Access to a Saxitoxin-like Library for Binding Studies of Na Voltage Channels

访问类石房蛤毒素库进行 Na 电压通道的结合研究

• 批准号: 9215525
• 负责人: Nicholas A. Isley
• 金额: $ 5.67万
• 依托单位: SCRIPPS RESEARCH INSTITUTE, THE
• 依托单位国家: 美国
• 财政年份: 2016
• 资助国家: 美国
• 起止时间: 2016-02-01 至 2019-01-31
• 项目状态: 已结题
• 来源: https://reporter.nih.gov/project-details/9215525
• 关键词: Affect; Analgesics; Architecture; Binding; Biology; Chemicals; Chemistry; Communities; Complex; Crystallization; Cyclization; Data; Development; Drug Design; Future; Generations; Guanidines; Health; Human; In Situ; Integral Membrane Protein; Ion Channel; Libraries; Link; Mammals; Metals; Methods; Molecular Probes; Neurotoxins; Pain; Pain management; Pattern; Play; Population; Property; Proteins; Research; Role; Route; Saxitoxin; Sodium; Structure; Structure-Activity Relationship; Therapeutic; Transition Elements; chronic pain; design; diazo compound; drug development; guanidinium; improved; interest; neurotoxic; propadiene; public health relevance; scaffold; small molecule; small molecule libraries; tool; voltage

 DESCRIPTION (provided by applicant): Development of a Lewis acidic transition-metal promoted cyclization of a bis-guanidinium allenyl unit leading toward tricyclic cores resembling saxitoxin will be undertaken.
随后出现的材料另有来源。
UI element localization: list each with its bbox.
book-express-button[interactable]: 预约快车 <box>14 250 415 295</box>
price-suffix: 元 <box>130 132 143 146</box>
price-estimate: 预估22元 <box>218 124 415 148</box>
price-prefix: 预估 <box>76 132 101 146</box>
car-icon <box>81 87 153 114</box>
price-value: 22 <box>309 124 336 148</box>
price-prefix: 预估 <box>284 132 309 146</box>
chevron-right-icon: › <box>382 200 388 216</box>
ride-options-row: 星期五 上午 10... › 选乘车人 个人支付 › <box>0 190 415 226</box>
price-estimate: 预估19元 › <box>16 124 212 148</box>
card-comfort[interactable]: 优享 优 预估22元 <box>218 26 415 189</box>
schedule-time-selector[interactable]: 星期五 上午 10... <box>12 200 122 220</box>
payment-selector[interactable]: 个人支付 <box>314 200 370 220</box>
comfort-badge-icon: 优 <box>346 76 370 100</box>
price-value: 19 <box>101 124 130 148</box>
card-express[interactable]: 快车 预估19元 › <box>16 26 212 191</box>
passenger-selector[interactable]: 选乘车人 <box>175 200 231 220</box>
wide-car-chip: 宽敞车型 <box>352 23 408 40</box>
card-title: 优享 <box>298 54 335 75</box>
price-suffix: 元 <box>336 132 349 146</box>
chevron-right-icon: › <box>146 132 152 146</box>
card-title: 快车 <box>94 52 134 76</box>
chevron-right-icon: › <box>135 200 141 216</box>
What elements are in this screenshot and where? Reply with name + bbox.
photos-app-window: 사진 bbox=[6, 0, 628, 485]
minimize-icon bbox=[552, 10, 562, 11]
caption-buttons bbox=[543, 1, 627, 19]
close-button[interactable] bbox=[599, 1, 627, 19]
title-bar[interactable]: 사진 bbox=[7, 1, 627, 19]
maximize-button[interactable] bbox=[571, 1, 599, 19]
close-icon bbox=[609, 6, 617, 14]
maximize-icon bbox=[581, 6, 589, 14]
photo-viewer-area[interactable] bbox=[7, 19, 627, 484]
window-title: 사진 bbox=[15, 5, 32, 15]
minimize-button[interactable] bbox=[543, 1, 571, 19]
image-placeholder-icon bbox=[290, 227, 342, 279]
This will probe the reactivity profile of an otherwise unknown bis-guanidinium substituted allene insofar as its reactivity towards cyclizations is concerned. A modular approach is presented that allows for access to various substitution patterns and ring-sizes closely resembling saxitoxin for further structure-activity relationship (SAR) studies agains human sodium voltage (NaV) channels. Subtypes of these NaV channels have been linked to the mechanism of pain, which has sparked heavy interest in analgesic drug development. The lack of crystal structure data for the transmembrane proteins, however, hinders rational drug design. Such SAR studies with unnatural derivatives of saxitoxin against these channels are extremely limited or unknown and would help to elucidate the architecture of these proteins for future therapeutics. Current estimates conclude that ~30% of the U.S. population is afflicted with chronic pain; therefore, further understanding of these transmembrane proteins is paramount. Completion of the proposed research will achieve the following: 1) A better understanding of the reactivity profile in C−N bond construction of an allene unit using guanidine as nucleophiles; 2) Access to a metal carbenoid species in situ which has broad synthetic utility in the chemistry community, an alternative route that avoids potentially explosive diazo compounds; 3) Potential platform to access bis-guanidinium tricyclic cores with various ring-sizes and substitution patterns; 4) Correlate structure-activity relationships of saxitoxin-like scaffolds against the human NaV1.7 ion channel aiding in their structural elucidation for future rational design in analgesics of therapeutic value.

 描述（由申请人提供）：将开发一种刘易斯酸性过渡金属促进的双胍联烯基单元环化，形成类似石房蛤毒素的三环核心。就其对环化的反应性而言，这将探测未知的双胍取代的联烯的反应性特征。提出了一种模块化的方法，允许访问各种替代模式和环的大小非常类似石房蛤毒素的进一步结构-活性关系（SAR）的研究agains人类钠电压（NaV）通道。这些NaV通道的亚型与疼痛机制有关，这引发了人们对镇痛药物开发的浓厚兴趣。然而，缺乏跨膜蛋白的晶体结构数据，阻碍了合理的药物设计。用石房蛤毒素的非天然衍生物对这些通道的这种SAR研究是极其有限的或未知的，并且将有助于阐明这些蛋白质的结构以用于未来的治疗。目前的估计得出的结论是，约30%的美国人口患有慢性疼痛;因此，进一步了解这些跨膜蛋白是至关重要的。 完成这项研究将实现以下目标：1）更好地理解使用胍作为亲核试剂的丙二烯单元的C-N键构建反应性概况; 2） 原位获得在化学界具有广泛合成用途的金属类卡宾物质，这是避免潜在爆炸性重氮化合物的替代途径; 3）获得具有各种环尺寸和取代模式的双胍盐三环核的潜在平台; 4）石房蛤毒素的相关构效关系类似于抗人NaV1.7离子通道的支架，有助于它们的结构阐明，用于将来合理设计具有治疗价值的镇痛剂。